Recreo escenitas pasadas. Nos veo tirados en mi sillón blanco, las velas que se sacuden apenas con el viento que entra por la ventana, Leonard Cohen sonando en el fondo y Álvaro dándome unos besos que no se pueden creer. Pienso que no hay daño posible en llamar. Maru dice que es imposible que vos flashees en colores con un tipo y que a él no le pase lo mismo; que “esas cosas son mutuas, que no te estás comiendo ninguna película, nena”. Y yo, que cuando me conviene soy más crédula que Caperucita pienso que es sólo un llamadito, que de repente estuvo a mil en el trabajo, que se está haciendo el duro y si lo llamo lo desbloqueo, que después de todo ¿dónde está escrito que las minas no podemos llamar? Me doy manija. Llamar es una declaración de principios.
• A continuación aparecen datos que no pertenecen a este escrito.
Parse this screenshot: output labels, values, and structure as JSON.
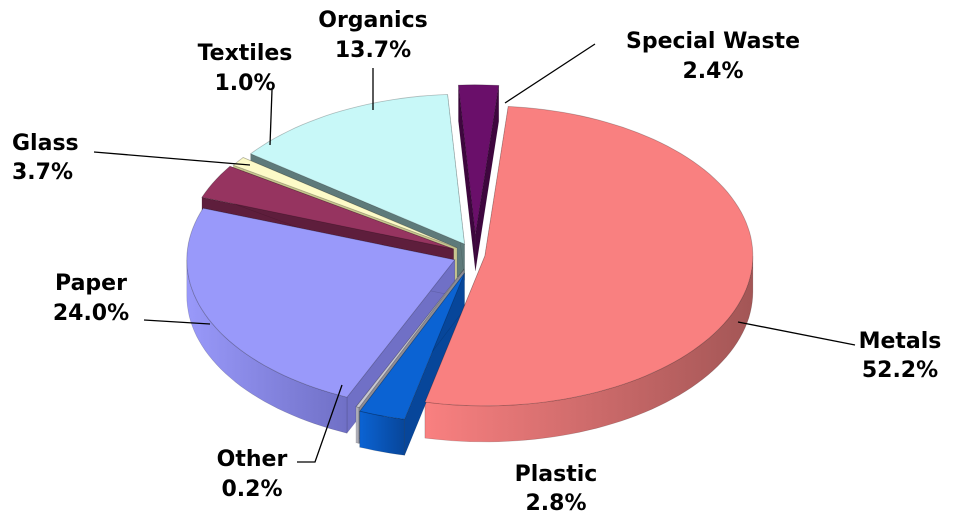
{
  "chart_data": {
    "type": "pie",
    "style": "3d-exploded",
    "title": "",
    "slices": [
      {
        "label": "Metals",
        "pct_label": "52.2%",
        "value": 52.2,
        "color": "#F98080",
        "side_color": "#A35656"
      },
      {
        "label": "Plastic",
        "pct_label": "2.8%",
        "value": 2.8,
        "color": "#0B63D3",
        "side_color": "#07469A"
      },
      {
        "label": "Other",
        "pct_label": "0.2%",
        "value": 0.2,
        "color": "#C8C8D2",
        "side_color": "#8C8C96"
      },
      {
        "label": "Paper",
        "pct_label": "24.0%",
        "value": 24.0,
        "color": "#9999FA",
        "side_color": "#7070C6"
      },
      {
        "label": "Glass",
        "pct_label": "3.7%",
        "value": 3.7,
        "color": "#963460",
        "side_color": "#5E1E3C"
      },
      {
        "label": "Textiles",
        "pct_label": "1.0%",
        "value": 1.0,
        "color": "#FDFBC8",
        "side_color": "#C8C690"
      },
      {
        "label": "Organics",
        "pct_label": "13.7%",
        "value": 13.7,
        "color": "#C8F8F8",
        "side_color": "#5E7A7A"
      },
      {
        "label": "Special Waste",
        "pct_label": "2.4%",
        "value": 2.4,
        "color": "#6A0F6A",
        "side_color": "#3E063E"
      }
    ]
  }
}
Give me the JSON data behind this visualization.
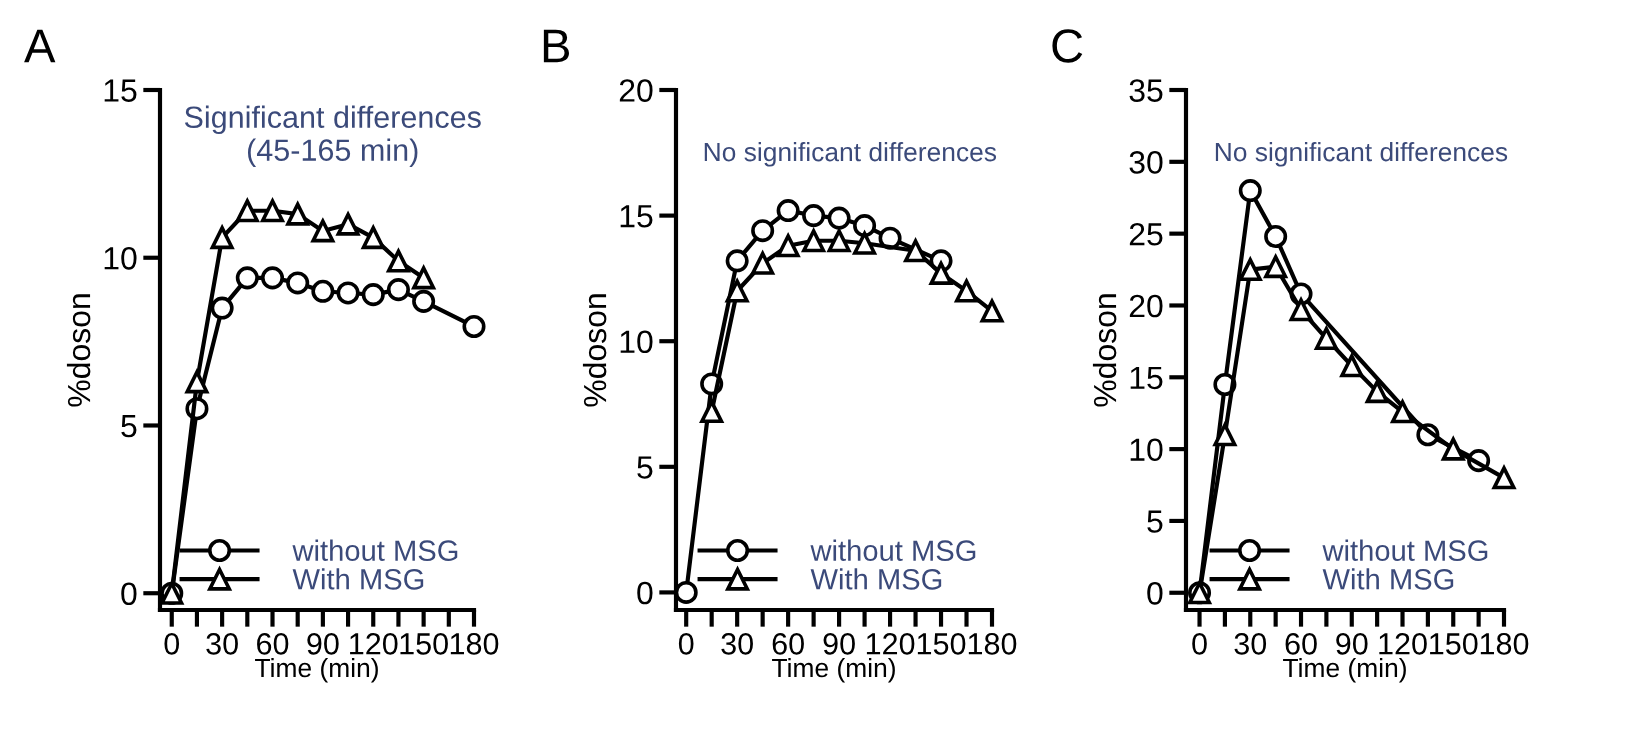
{
  "chart_data": [
    {
      "type": "line",
      "annotations": [
        "A",
        "Significant differences\n(45-165 min)"
      ],
      "xlabel": "Time (min)",
      "ylabel": "%doson",
      "xlim": [
        -7,
        180
      ],
      "ylim": [
        -0.5,
        15
      ],
      "yticks": [
        0,
        5,
        10,
        15
      ],
      "xticks": [
        0,
        {
          "value": 15,
          "label": null
        },
        30,
        {
          "value": 45,
          "label": null
        },
        60,
        {
          "value": 75,
          "label": null
        },
        90,
        {
          "value": 105,
          "label": null
        },
        120,
        {
          "value": 135,
          "label": null
        },
        150,
        {
          "value": 165,
          "label": null
        },
        180
      ],
      "legend": "bottom right",
      "grid": false,
      "series": [
        {
          "name": "without MSG",
          "color": "#000000",
          "marker": "circle",
          "x": [
            0,
            15,
            30,
            45,
            60,
            75,
            90,
            105,
            120,
            135,
            150,
            180
          ],
          "values": [
            0,
            5.5,
            8.5,
            9.4,
            9.4,
            9.25,
            9.0,
            8.95,
            8.9,
            9.05,
            8.7,
            7.95
          ]
        },
        {
          "name": "With MSG",
          "color": "#000000",
          "marker": "triangle",
          "x": [
            0,
            15,
            30,
            45,
            60,
            75,
            90,
            105,
            120,
            135,
            150
          ],
          "values": [
            0,
            6.3,
            10.6,
            11.4,
            11.4,
            11.3,
            10.8,
            11.0,
            10.6,
            9.9,
            9.4
          ]
        }
      ]
    },
    {
      "type": "line",
      "annotations": [
        "B",
        "No significant differences"
      ],
      "xlabel": "Time (min)",
      "ylabel": "%doson",
      "xlim": [
        -6,
        180
      ],
      "ylim": [
        -0.7,
        20
      ],
      "yticks": [
        0,
        5,
        10,
        15,
        20
      ],
      "xticks": [
        0,
        {
          "value": 15,
          "label": null
        },
        30,
        {
          "value": 45,
          "label": null
        },
        60,
        {
          "value": 75,
          "label": null
        },
        90,
        {
          "value": 105,
          "label": null
        },
        120,
        {
          "value": 135,
          "label": null
        },
        150,
        {
          "value": 165,
          "label": null
        },
        180
      ],
      "legend": "bottom right",
      "grid": false,
      "series": [
        {
          "name": "without MSG",
          "color": "#000000",
          "marker": "circle",
          "x": [
            0,
            15,
            30,
            45,
            60,
            75,
            90,
            105,
            120,
            150
          ],
          "values": [
            0,
            8.3,
            13.2,
            14.4,
            15.2,
            15.0,
            14.9,
            14.6,
            14.1,
            13.2
          ]
        },
        {
          "name": "With MSG",
          "color": "#000000",
          "marker": "triangle",
          "x": [
            15,
            30,
            45,
            60,
            75,
            90,
            105,
            135,
            150,
            165,
            180
          ],
          "values": [
            7.2,
            12.0,
            13.1,
            13.8,
            14.0,
            14.0,
            13.9,
            13.6,
            12.7,
            12.0,
            11.2
          ]
        }
      ]
    },
    {
      "type": "line",
      "annotations": [
        "C",
        "No significant differences"
      ],
      "xlabel": "Time (min)",
      "ylabel": "%doson",
      "xlim": [
        -8,
        180
      ],
      "ylim": [
        -1.2,
        35
      ],
      "yticks": [
        0,
        5,
        10,
        15,
        20,
        25,
        30,
        35
      ],
      "xticks": [
        0,
        {
          "value": 15,
          "label": null
        },
        30,
        {
          "value": 45,
          "label": null
        },
        60,
        {
          "value": 75,
          "label": null
        },
        90,
        {
          "value": 105,
          "label": null
        },
        120,
        {
          "value": 135,
          "label": null
        },
        150,
        {
          "value": 165,
          "label": null
        },
        180
      ],
      "legend": "bottom right",
      "grid": false,
      "series": [
        {
          "name": "without MSG",
          "color": "#000000",
          "marker": "circle",
          "x": [
            0,
            15,
            30,
            45,
            60,
            135,
            165
          ],
          "values": [
            0,
            14.5,
            28.0,
            24.8,
            20.8,
            11.0,
            9.2
          ]
        },
        {
          "name": "With MSG",
          "color": "#000000",
          "marker": "triangle",
          "x": [
            0,
            15,
            30,
            45,
            60,
            75,
            90,
            105,
            120,
            150,
            180
          ],
          "values": [
            0,
            11.0,
            22.5,
            22.7,
            19.7,
            17.7,
            15.8,
            14.0,
            12.6,
            10.0,
            8.0
          ]
        }
      ]
    }
  ]
}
Defiendo a mi género; me veo de pie quemando corpiños de Victoria Secret (bueno, no tanto pero casi). En este ímpetu de autoengaño, bloqueo mi ID con *31# y marco. Suena. Suena y después ese ruidito a que alguien levantó del otro lado; una milésima de segundo y la adrenalina en valores impensables me acelera el pulso. Descompuesta.
-Hola, hooola…
-Hola nene, ¿qué hacés?-sueno lo más cool que una mujer independiente, mona, a meses de cumplir 30, sin botox, exitosa, inteligente y con onda puede sonar.
-Hola, hooooooola-corta.
Es sabido que en este país las telefónicas fallan seguido, los celulares traicionan y los equipos a veces no tienen señal. Vuelvo a marcar. Misma escena. Una vez más y listo, me digo. Al tercer intento ni contesta. Dejo un mensaje patético. Mi voz tiene un rictus. ¿Cantidades industriales de carbohidratos o un mail final como para cerrar? Opto por el mail. Una grande de muzarella hubiese sido más saludable.